Помню утренник, когда нас принимали в пионеры. После торжественного обещания мы участвовали в концерте. Я и еще пять девочек были «единоличниками» — мы, держась за руки, топтались на месте и пели что-то вроде «У меня в руке соха, все соха, все соха», а с противоположного края сцены на нас, сжав кулаки, бурно надвигались «колхозники»: «А в колхозе трактора, трактора, трактора!»
Весной 1933 года меня впервые повели в Большой театр, на оперу «Евгений Онегин». Билеты папа купил заранее, и тетя Люба дала маме почитать пушкинскую поэму. Мама почти ничего в ней не поняла и не дочитала. Я ждала того вечера с трепетом, тем более что существовала угроза, что меня не пропустят: спектакль был вечерний. Меня потом действительно не хотели пустить, но папу уже научили сослуживцы пойти к администратору и притвориться иностранцем. Он так и сделал, и все было в порядке. Я не помню, какое впечатление на меня произвела музыка, но больше всего мне понравилась вторая картина (долго потом я рисовала спальню Татьяны: кровать за кисейной занавеской, высокие окна). Помимо декораций и освещения мне понравилась и сама Татьяна. Я очень сочувствовала ей и ее любви (мне как раз в то время очень понравился гостивший у тети Любы сын ее родственницы, мальчик пятнадцати лет, но он на меня не обратил ни малейшего внимания), мне захотелось так же, при свечах, гусиным пером и под ту музыку написать письмо возлюбленному. Ленского мне не было жаль, я вообще не поняла, из-за чего он с Онегиным стрелялся. После театра я тайком выискивала и прочитывала из поэмы все места, где говорилось о Татьяне. Я нашла, что очень похожа на нее.
Кармен
На ту же весну пришлось начало моей большой — страсти, увлечения? Не знаю, как назвать, — я влюбилась в Кармен. Причем в совершенно одинаковой степени и в музыку Бизе, и в саму женщину. Оперу эту наряду с «Аидой» и вагнеровскими операми, а возможно, даже сильнее, очень любил папа. Он всегда слушал «Кармен» по радио — я сначала просто, потом уже слушала сознательно и в результате была совершенно зачарована. Я даже стала вырезать из газеты название оперы (тогда в «Правде» ежедневно печатали репертуар театров) и наклеивать крошечные полоски на кусок картона. Мериме я, конечно, тогда еще не читала, да и к словам оперы не очень прислушивалась, зато знала наизусть все мелодии и любила красивую и свободолюбивую Кармен. Она, как Татьяна, выбирала сама, при этом ее все сразу тоже любили. Я знала, что мне в жизни не быть такой красивой и смелой, и любила Кармен как несбыточную мечту. Однажды она даже приснилась мне ночью, будто мы с ней и другими людьми плывем в лодке по морю; на Кармен было голубое платье, и она улыбалась мне. Музыку же я иногда целыми днями мурлыкала себе под нос… Светлый майский день, вечереет, мы с мамой идем по Воздвиженке, но для меня это была Испания (кстати, и Кармен была для меня скорее не цыганкой, а испанкой), танцы из четвертого действия, и мне уже кажется, что все встречные пешеходы не идут, а приплясывают вместе со мной, а из Военторга сейчас появится тореадор Эскамильо. Вступление к последнему действию мы иногда исполняли вместе с папой, словно оркестр.

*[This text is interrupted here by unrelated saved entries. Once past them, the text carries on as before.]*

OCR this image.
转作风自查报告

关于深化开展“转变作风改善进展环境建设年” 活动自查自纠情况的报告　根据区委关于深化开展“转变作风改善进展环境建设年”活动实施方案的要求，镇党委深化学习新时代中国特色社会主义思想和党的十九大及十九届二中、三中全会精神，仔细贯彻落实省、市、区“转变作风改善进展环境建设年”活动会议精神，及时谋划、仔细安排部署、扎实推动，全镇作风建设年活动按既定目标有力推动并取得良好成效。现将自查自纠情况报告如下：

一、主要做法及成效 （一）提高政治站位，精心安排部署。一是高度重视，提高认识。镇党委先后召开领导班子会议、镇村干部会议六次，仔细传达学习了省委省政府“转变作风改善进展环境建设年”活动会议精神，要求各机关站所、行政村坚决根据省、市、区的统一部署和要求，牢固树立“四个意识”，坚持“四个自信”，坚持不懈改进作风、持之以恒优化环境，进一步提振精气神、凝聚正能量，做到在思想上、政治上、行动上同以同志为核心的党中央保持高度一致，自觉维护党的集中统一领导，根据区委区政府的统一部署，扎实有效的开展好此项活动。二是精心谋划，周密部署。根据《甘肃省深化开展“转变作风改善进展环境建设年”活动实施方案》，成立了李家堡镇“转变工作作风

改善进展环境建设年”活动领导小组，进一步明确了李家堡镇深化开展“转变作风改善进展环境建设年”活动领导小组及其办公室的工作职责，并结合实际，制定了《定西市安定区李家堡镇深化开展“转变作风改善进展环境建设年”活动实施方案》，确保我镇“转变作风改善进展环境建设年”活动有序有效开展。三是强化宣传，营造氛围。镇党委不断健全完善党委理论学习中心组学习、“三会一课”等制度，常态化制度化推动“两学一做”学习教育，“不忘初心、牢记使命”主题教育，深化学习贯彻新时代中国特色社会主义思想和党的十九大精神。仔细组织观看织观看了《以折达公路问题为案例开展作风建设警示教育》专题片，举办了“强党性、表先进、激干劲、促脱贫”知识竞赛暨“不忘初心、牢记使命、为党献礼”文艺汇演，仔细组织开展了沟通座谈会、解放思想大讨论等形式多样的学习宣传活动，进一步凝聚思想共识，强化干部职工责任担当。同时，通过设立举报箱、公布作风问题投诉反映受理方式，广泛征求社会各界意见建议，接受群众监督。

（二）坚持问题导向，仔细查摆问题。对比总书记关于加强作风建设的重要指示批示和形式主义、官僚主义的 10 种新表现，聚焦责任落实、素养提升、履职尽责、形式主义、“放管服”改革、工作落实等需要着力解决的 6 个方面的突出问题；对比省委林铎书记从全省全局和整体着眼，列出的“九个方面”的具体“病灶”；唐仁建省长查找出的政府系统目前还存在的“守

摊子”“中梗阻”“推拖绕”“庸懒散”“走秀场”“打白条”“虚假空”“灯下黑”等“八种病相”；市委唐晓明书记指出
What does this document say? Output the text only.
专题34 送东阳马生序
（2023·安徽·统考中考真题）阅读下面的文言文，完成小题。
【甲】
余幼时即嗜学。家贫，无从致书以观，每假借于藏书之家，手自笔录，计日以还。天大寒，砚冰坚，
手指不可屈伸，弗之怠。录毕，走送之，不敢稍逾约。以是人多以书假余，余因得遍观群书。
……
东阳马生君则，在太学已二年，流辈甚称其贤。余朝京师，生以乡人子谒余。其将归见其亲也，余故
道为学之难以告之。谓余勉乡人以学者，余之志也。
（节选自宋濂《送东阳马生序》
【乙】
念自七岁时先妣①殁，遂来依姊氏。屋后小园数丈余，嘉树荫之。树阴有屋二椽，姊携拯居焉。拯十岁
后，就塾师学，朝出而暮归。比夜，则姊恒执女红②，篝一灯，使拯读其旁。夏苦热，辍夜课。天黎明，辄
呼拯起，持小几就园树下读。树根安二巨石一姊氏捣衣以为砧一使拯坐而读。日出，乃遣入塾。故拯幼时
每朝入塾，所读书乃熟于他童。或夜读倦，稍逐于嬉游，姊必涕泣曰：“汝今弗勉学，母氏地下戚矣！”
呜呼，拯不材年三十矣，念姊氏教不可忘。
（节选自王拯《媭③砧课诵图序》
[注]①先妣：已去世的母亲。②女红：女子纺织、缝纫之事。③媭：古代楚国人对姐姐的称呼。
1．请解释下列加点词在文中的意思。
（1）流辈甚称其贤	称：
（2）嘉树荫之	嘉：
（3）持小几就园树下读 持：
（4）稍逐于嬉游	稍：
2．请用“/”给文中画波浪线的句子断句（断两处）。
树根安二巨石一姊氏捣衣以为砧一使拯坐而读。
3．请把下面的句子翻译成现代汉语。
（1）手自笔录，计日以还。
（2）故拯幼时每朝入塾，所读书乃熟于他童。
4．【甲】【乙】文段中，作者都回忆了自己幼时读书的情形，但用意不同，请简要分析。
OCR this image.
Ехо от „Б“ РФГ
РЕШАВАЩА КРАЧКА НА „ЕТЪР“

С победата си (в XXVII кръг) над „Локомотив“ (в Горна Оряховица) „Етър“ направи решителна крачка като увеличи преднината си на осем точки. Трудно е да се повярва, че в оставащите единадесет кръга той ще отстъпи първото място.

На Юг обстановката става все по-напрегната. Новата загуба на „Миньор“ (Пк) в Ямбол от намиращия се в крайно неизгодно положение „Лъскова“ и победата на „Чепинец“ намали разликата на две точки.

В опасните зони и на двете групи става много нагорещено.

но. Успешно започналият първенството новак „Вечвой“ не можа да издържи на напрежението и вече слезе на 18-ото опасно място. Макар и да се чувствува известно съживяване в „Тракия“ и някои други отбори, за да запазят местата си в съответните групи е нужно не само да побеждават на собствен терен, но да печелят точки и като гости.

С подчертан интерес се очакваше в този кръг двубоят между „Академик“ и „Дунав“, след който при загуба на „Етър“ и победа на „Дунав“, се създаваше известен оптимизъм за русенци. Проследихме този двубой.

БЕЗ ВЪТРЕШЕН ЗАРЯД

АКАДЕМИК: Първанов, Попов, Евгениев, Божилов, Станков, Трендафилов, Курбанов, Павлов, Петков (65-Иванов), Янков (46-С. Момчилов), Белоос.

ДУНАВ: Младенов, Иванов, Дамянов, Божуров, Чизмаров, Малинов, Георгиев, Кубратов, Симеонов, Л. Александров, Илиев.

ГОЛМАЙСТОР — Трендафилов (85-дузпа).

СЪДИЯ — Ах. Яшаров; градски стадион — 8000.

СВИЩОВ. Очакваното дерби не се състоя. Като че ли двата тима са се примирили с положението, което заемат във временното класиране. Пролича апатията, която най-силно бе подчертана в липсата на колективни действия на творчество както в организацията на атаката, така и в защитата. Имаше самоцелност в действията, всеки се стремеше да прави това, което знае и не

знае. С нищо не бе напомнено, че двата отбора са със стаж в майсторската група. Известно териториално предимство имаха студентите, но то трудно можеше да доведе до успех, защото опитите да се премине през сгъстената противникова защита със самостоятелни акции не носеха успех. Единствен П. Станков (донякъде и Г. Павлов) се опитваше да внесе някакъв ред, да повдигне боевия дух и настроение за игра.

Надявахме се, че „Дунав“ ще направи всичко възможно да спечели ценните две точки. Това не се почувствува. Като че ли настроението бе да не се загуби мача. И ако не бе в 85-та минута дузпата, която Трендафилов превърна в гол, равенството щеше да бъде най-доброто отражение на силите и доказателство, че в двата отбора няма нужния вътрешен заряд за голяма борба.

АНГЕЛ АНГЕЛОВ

В театре я услышала эту оперу только в 1935 году. Зная, как мне хочется попасть в Большой театр на «Кармен», родители наконец обещали мне билет как награду, если я полгода буду ежедневно принимать по ложке рыбьего жира. И я покорно глотала эту гадость — жертва, приносимая ради Кармен!
Голод
1933-й был голодным. Продукты все еще продавались по карточкам. А в конце лета на Арбатской площади — перед рынком, перед булочной, у «Праги» — сидели исхудавшие женщины с голодными и оборванными детишками и просили «хоть корочку хлебушка». Некоторым удавалось наполнять горбушками мешок — очевидно, собирали для родных и соседей по деревне. Мама как-то привела двух таких женщин с детьми домой, накормила их супом и сказала, что они могут переночевать у нас в передней. Но, когда пришла с работы наша соседка Рита, она позвала маму к себе в комнату и попросила немедленно вывести этих людей. Она сказала, что они грязные, у них, видно, полно вшей, может быть, они еще и больны чем-нибудь заразным, да и вообще, всех голодающих не приютишь. Пришлось маме дать этим женщинам немного хлеба и отослать их обратно на улицу.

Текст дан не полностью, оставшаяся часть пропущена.